15. Toda História Tem Dois Lados
Não era desse jeito que imaginei que começasse as férias.
A lápide de Megan com as datas gravadas de seu nascimento e o dia de ontem eram surreais. Não conseguia sequer imaginar tamanho sofrimento que Finn estava passando se eu ainda estava entorpecida com tudo aquilo.

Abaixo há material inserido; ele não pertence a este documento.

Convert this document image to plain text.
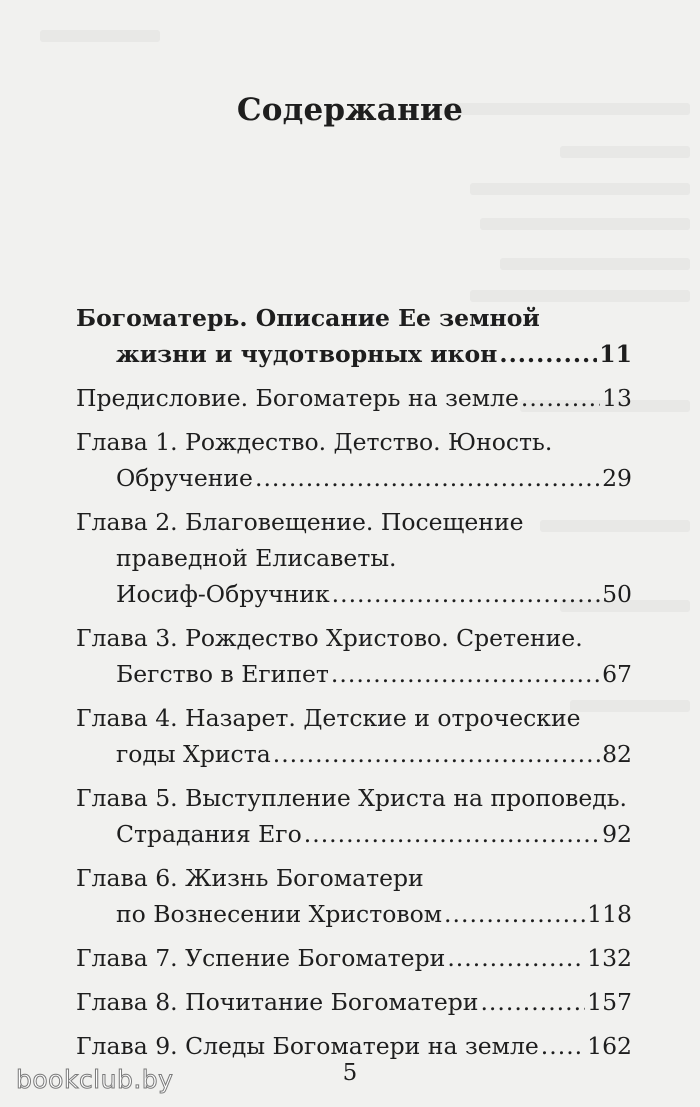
Содержание
Богоматерь. Описание Ее земной
жизни и чудотворных икон .....	11
Предисловие. Богоматерь на земле .....	13
Глава 1. Рождество. Детство. Юность.
Обручение .....	29
Глава 2. Благовещение. Посещение
праведной Елисаветы.
Иосиф-Обручник .....	50
Глава 3. Рождество Христово. Сретение.
Бегство в Египет .....	67
Глава 4. Назарет. Детские и отроческие
годы Христа .....	82
Глава 5. Выступление Христа на проповедь.
Страдания Его .....	92
Глава 6. Жизнь Богоматери
по Вознесении Христовом .....	118
Глава 7. Успение Богоматери .....	132
Глава 8. Почитание Богоматери .....	157
Глава 9. Следы Богоматери на земле ..... 162
5
bookclub.by
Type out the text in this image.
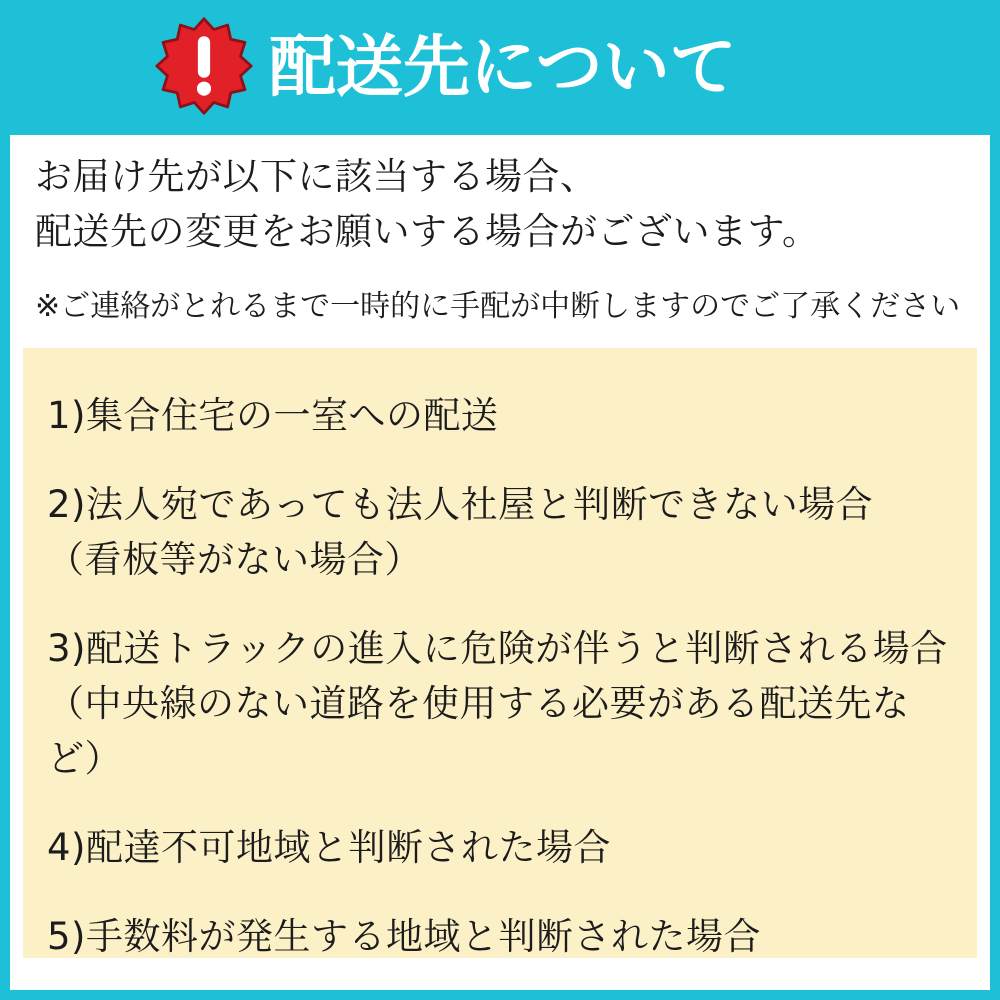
配送先について
お届け先が以下に該当する場合、
配送先の変更をお願いする場合がございます。
※ご連絡がとれるまで一時的に手配が中断しますのでご了承ください
1)集合住宅の一室への配送
2)法人宛であっても法人社屋と判断できない場合
（看板等がない場合）
3)配送トラックの進入に危険が伴うと判断される場合
（中央線のない道路を使用する必要がある配送先など）
4)配達不可地域と判断された場合
5)手数料が発生する地域と判断された場合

O Padre rezava uma Oração, e tentei acompanhar em silêncio. Mas os olhos de Finn cravados no túmulo da mulher que praticamente o criou quebrava meu coração.
Era difícil dizer se Finn ou os irmãos de Megan, que vieram às pressas assim que souberam, estavam mais desolados.
Todos os funcionários da casa também estavam presentes.
O Wolfhard mais velho também estava presente e um pouco afastado de todos. Os familiares de Megan haviam deixado claro que iriam entrar na Justiça para solicitar indenização por danos morais e materiais pelo fato de Megan ter falecido no ambiente de trabalho.
As outras pessoas, segundo Finn, eram amizades da família e que Megan conhecia da infância. Ao todo, o enterro estava relativamente cheio.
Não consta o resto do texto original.